Les Obscures Soirées poursuivent sur leur lancée. À Caen, ce rendez-vous ne se limite pas à un simple enchaînement de concerts. Il s’articule en deux temps, entre échange et déflagration sonore. Une rencontre d’abord, pour donner du relief aux univers artistiques, puis un plateau metal resserré, pensé pour le live. Deux temps, deux ambiances, pour une même soirée dédiée aux musiques extrêmes.
Afin de préparer les esprits, Emgalaï et Walrus ont pris le temps de l’échange avec le public (80 personnes quand même). La discussion, animée avec justesse par Jean-Claude Lemenuel, le président de l’association Obscurs Phénomènes, a permis de mettre en lumière deux univers différents mais profondément liés à la scène (images, création et parcours). Un moment posé, sincère, qui rappelle que le metal ne se vit pas seulement sur scène.

Place ensuite au plateau constitué de trois groupes qui n’avaient encore jamais joué à Caen. L’aubaine était trop belle pour les metalheads qui ont répondu présents, remplissant largement la salle pour une proposition pourtant exigeante.
Ce sont les Rouennais SORDIDE, presque à domicile, qui ont ouvert les hostilités à 20h15 pétantes. Le power-trio, particularité notable, voit ses trois membres se partager le chant, apportant une vraie richesse à l’ensemble. Le groupe a puisé dans sa discographie pour proposer un set à la fois cohérent et varié.

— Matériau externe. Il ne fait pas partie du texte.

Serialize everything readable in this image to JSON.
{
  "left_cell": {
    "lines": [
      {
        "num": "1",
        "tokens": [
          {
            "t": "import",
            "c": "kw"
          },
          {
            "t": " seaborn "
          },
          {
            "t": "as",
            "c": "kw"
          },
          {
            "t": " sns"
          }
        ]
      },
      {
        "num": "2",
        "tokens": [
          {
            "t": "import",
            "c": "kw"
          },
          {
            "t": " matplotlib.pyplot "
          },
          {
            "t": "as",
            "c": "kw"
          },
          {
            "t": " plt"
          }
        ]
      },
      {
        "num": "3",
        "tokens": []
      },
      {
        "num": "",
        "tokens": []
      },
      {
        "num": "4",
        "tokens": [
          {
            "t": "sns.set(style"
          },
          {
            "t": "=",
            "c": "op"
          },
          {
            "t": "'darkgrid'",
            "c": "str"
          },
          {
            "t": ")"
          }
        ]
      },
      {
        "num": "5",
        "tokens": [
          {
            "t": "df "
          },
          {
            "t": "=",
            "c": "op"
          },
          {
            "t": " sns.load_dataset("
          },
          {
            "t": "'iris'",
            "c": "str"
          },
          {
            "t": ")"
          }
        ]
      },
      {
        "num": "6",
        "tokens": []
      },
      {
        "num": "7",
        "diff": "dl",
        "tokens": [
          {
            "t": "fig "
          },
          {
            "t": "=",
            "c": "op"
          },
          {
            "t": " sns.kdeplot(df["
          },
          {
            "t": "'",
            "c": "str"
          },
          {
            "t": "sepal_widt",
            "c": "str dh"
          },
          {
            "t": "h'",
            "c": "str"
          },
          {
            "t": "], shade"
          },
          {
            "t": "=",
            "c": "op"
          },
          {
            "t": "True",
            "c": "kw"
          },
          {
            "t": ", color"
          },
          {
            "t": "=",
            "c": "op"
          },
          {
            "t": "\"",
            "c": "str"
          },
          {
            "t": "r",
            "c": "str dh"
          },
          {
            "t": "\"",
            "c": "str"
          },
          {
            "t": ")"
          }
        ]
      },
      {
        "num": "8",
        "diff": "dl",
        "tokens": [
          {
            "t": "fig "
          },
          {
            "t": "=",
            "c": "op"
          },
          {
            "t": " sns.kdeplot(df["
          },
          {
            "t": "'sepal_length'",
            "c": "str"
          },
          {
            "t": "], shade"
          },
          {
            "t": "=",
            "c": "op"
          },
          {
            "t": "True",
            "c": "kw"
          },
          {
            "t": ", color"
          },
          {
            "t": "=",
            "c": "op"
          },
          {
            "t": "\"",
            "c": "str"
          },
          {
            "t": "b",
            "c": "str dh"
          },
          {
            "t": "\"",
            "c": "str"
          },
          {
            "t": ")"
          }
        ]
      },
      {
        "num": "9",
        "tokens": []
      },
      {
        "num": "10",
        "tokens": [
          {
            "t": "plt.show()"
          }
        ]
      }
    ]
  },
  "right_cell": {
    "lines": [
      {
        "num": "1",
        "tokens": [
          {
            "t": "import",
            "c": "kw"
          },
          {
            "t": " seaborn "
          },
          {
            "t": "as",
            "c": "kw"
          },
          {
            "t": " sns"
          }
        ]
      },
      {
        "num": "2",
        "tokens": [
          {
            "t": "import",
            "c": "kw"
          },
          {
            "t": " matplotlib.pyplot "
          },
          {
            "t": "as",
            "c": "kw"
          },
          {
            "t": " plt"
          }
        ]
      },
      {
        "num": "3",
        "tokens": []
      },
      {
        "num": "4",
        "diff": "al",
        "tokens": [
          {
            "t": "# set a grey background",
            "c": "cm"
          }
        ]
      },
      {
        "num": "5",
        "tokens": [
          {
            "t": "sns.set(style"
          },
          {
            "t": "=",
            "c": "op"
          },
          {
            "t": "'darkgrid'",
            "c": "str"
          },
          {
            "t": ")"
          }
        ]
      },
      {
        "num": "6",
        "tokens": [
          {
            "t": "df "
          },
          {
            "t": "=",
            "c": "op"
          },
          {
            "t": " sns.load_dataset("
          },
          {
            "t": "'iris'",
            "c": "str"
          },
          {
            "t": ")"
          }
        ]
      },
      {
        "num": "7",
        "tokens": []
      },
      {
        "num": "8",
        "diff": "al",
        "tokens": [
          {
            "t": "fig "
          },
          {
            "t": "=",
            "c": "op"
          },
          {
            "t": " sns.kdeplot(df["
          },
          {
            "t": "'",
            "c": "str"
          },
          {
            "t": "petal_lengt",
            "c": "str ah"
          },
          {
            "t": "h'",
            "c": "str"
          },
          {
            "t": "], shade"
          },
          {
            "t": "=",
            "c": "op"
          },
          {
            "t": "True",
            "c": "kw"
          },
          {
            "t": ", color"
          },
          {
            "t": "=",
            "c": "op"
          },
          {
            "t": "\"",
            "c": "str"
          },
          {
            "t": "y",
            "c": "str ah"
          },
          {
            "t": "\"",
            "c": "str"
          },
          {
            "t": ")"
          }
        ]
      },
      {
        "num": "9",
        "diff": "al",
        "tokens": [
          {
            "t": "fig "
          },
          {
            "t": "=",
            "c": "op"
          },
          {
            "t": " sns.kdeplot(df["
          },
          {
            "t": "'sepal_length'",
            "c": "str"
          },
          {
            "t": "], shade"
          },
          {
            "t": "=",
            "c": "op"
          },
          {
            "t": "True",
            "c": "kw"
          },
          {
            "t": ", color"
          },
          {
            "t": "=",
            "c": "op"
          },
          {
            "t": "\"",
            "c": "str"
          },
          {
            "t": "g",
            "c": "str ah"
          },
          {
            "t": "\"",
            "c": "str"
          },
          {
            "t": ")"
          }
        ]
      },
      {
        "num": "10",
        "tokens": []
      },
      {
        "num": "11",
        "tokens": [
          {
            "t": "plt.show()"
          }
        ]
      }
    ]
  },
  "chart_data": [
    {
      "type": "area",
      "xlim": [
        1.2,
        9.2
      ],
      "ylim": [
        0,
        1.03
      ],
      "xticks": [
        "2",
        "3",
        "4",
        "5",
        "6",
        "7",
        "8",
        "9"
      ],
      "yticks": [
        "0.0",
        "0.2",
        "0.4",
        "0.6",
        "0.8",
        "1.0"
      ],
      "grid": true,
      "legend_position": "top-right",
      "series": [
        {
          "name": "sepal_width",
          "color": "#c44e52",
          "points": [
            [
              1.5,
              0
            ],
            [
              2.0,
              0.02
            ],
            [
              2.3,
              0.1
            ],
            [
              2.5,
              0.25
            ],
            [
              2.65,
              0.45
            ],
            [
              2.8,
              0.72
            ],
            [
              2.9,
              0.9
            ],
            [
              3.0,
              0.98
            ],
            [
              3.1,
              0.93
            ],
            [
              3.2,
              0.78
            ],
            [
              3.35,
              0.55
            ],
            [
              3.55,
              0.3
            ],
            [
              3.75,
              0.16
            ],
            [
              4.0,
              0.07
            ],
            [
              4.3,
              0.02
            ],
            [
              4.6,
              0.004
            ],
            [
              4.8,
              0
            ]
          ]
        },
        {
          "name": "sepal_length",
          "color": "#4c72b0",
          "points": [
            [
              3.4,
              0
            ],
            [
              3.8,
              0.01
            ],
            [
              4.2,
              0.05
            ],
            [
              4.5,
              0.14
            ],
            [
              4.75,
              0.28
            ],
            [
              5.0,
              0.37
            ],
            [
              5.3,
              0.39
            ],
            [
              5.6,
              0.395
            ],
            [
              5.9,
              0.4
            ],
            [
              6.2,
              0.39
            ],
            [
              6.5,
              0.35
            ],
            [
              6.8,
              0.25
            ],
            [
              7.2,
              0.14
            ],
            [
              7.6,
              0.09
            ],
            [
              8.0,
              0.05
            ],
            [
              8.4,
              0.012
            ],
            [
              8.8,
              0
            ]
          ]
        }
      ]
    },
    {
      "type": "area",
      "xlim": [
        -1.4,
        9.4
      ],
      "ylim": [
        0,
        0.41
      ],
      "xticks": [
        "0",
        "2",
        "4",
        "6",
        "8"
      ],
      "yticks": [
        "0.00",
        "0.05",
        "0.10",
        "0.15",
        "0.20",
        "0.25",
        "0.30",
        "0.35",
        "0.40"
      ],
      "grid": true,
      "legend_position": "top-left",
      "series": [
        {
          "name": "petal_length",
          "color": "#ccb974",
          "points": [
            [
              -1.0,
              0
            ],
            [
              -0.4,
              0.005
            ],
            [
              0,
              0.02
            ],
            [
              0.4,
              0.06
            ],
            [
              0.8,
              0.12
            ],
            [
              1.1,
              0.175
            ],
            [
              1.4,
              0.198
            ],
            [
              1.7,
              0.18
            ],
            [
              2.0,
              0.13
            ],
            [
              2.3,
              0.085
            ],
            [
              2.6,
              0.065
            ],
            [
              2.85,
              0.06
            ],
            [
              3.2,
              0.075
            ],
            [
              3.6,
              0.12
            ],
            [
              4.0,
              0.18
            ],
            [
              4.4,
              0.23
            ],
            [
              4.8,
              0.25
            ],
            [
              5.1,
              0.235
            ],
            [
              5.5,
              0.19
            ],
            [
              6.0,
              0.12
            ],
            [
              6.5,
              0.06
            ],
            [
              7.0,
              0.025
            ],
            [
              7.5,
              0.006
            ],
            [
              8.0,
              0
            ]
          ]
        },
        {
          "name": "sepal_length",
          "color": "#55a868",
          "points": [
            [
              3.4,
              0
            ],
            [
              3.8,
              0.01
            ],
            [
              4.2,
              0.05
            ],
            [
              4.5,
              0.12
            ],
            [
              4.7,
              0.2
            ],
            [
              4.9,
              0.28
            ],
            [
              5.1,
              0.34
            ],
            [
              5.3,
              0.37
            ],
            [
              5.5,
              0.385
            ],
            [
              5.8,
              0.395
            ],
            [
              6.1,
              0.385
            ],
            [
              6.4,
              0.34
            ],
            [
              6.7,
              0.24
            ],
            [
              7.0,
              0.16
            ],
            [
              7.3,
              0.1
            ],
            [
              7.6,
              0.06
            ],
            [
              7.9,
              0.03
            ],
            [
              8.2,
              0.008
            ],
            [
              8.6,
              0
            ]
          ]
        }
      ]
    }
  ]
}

Côté moments forts : "Banlieues Rouges", "Je n’ai nul Pays", qui reste mon préféré, et "La Poésie du Caniveau". Un set maîtrisé, habité, qui a parfaitement lancé la soirée. « SORDIDE injecte ce que j'aime de crasse et de désespoir dans le black metal, témoigne Yvan. Leur batteur très visuel comme j'aime et l’alternance au chant apportent vraiment quelque chose de plus ».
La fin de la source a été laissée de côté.